CBB Interview with Daria Sockey

CBB Interview with Daria Sockey August 11, 2013

daria_sockey

Q: In your book The Everyday Catholic’s Guide to the Liturgy of the Hours you devote an entire chapter to reasons for praying The Liturgy of The Hours. For those who have not read the book yet, could you give some highlights as to why the Liturgy of the Hours is so important and relevant today?

A: There are so many reasons. First, this is liturgical prayer–like the mass. It’s the daily public “sacrifice of praise” offered multiple times daily by Catholics of every state in life, all over the world. You want to be part of that world-wide congregation at least once or twice a day. You pray the Liturgy of the Hours on behalf of the Church universal.
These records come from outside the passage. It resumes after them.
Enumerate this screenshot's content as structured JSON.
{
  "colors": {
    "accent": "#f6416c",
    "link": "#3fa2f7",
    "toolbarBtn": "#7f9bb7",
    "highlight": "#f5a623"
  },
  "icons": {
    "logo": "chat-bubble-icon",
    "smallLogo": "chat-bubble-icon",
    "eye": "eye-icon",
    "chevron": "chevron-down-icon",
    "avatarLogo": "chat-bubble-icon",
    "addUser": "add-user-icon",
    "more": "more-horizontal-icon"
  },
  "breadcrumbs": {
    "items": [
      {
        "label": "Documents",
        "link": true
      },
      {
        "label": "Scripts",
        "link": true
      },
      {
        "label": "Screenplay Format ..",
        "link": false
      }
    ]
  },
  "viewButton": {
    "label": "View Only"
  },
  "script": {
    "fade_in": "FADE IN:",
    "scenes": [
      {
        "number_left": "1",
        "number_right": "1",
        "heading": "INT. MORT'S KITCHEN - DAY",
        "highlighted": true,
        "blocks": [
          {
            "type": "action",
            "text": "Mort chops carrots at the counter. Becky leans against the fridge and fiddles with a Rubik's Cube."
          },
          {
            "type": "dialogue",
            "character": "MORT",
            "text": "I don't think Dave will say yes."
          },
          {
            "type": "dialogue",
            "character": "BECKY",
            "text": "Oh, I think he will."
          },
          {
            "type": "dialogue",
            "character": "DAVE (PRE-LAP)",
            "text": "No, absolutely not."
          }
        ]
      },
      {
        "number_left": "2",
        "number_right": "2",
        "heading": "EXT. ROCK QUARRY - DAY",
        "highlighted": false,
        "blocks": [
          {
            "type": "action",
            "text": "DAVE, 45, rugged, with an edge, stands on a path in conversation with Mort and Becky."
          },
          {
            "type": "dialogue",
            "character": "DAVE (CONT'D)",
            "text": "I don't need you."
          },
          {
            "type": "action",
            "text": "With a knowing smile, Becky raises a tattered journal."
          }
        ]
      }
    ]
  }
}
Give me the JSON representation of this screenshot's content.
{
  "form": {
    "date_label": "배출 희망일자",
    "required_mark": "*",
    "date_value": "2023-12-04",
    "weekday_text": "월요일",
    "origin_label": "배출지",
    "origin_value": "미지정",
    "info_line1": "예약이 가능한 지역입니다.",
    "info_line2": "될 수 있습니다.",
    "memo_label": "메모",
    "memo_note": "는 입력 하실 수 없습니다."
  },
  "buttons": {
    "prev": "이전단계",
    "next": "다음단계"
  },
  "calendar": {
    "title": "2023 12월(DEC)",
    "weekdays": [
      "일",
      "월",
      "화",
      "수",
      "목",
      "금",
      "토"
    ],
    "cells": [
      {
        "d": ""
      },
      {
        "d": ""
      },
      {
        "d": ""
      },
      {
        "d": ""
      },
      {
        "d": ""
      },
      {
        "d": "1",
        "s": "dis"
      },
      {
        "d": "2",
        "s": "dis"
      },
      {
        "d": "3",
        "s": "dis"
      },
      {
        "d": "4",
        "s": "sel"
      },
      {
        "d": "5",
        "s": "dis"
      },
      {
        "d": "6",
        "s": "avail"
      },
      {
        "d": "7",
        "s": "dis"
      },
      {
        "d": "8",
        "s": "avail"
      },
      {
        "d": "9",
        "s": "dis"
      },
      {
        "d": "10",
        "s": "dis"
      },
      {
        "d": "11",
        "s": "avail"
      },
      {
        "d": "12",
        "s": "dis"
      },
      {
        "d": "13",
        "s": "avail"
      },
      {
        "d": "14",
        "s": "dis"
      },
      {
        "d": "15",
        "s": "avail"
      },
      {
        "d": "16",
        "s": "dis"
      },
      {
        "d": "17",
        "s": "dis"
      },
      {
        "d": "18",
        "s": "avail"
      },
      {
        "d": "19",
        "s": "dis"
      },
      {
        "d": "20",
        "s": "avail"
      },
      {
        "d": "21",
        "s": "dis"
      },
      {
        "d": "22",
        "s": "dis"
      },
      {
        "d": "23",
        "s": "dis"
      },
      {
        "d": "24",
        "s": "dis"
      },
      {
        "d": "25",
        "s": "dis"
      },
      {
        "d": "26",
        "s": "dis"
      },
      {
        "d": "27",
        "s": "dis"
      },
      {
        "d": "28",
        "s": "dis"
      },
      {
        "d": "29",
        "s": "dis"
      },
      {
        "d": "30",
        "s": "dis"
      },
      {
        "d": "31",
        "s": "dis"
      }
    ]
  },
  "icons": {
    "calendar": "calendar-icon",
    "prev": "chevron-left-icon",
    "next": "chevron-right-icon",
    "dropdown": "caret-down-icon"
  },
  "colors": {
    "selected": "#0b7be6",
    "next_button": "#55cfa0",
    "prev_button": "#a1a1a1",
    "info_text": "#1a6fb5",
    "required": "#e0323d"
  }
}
It’s quite a privilege, second only to the mass itself.

Second, it’s all scripture or prayers based on scripture. It’s a way to both read and pray God Word at the same time. After a few months of praying the liturgical hours, the language of the psalms begins to inform all of your prayer life. Pope Benedict said the psalms give us the perfect language for the encounter with God.

Third, you deepen your relationship with Jesus when you pray the Liturgy of the Hours. The psalms especially are just packed with christological references, messianic types and prophecies. And when you realize that these were the prayers that Jesus prayed daily during his life on earth–it adds a whole new layer to your understanding just to imagine Him praying each psalm. Best of all, it’s not just imagination! As members of the body of Christ, when we pray the psalms of the liturgy, He prays them still–in us, through us, with us. The Church teaches us that the Liturgy of the Hours is “the very prayer that Christ Himself, together with His body, addresses to the Father.”

Q: What was your inspiration for bringing your book to print?

A: Mainly, I just wanted to write a book, which is a nagging ambition most magazine and newspaper writers have to get out of their system eventually! But what could I write about? It seemed to me that nearly every possible Catholic topic had been done and re-done. The Liturgy of the Hours was something that very few people had written about. I’d met lots of people who said they had tried to pray with a breviary but couldn’t figure it out, so I knew there was a need.Even though online breviaries have now made the process somewhat easier, people still have lots of questions about where these prayers came from and why they are set up the way they are.

Q: Can you tell us a little about your own history with the Liturgy of the Hours?

A: Our chaplain during a summer abroad program herded us into the chapel each night to pray compline (night prayer). This was my first consistent experience of the liturgical hours. I fell in love with these bedtime prayers, which included the gorgeous De Profundis (Psalm 130),the Nunc Dimittis (canticle of Simeon), and Our Lord’s last words, “Into your hands I commend my spirit.” What a perfect way to end the day, I thought, and I kept it up ever since. Later, I found that my husband to be had also gotten interested in the liturgy of the hours. He gave me my first breviary, and soon I had added morning prayer and evening prayer(lauds and vespers to my daily routine. That was more than thirty years ago. Next came the Office of Readings, and finally, daytime prayer. There were plenty of periods when I got away from it for weeks and months at a time, but I always kept coming back. No other prayer works as well for me.

Q: Your book is one I believe will become the go-to-guide on the LOH. Based on this success, are there any other topics you might be interested in writing about?

A: The book I’m working on now is quite different–more creative and purely entertaining. It’s short stories about saints and other Catholic figures, but told in a style similar to Paul Harvey’s “The Rest of the Story” radio program. In other words, I tell the story with key identifying details left out, then surprise the reader at the end when I reveal who the story was about.

Q: Time for my signature ending question. This is a blog about books. What is currently on your bookshelf to read? 

A: Well, there’s always lots of review copies since I write the book column for Catholic Digest. Topping that pile at the moment are Dangers to the Faith by Al Kresta, The Miraculous Medal by Donna Marie Cooper O’Boyle, Everyday Meditations by Cardinal Newman, Drawn from Shadows Into Truth by Fr. Ray Ryland, and American Church by Russell Shaw. As to pure entertainment–things I don’t have to review–I just finished re-reading, for probably the third time, In This House of Brede by Rumer Godden, and I have a Mary Higgins Clark mystery on my nightstand which I bought off a sale table at Barnes and Noble last week. Oh, and something I read recently on someone’s blog made me pull Dante’s Purgatorio off the shelf, but whether I’ll actually crack it open is anyone’s guess. I imagine myself to be much more literary than I am in reality.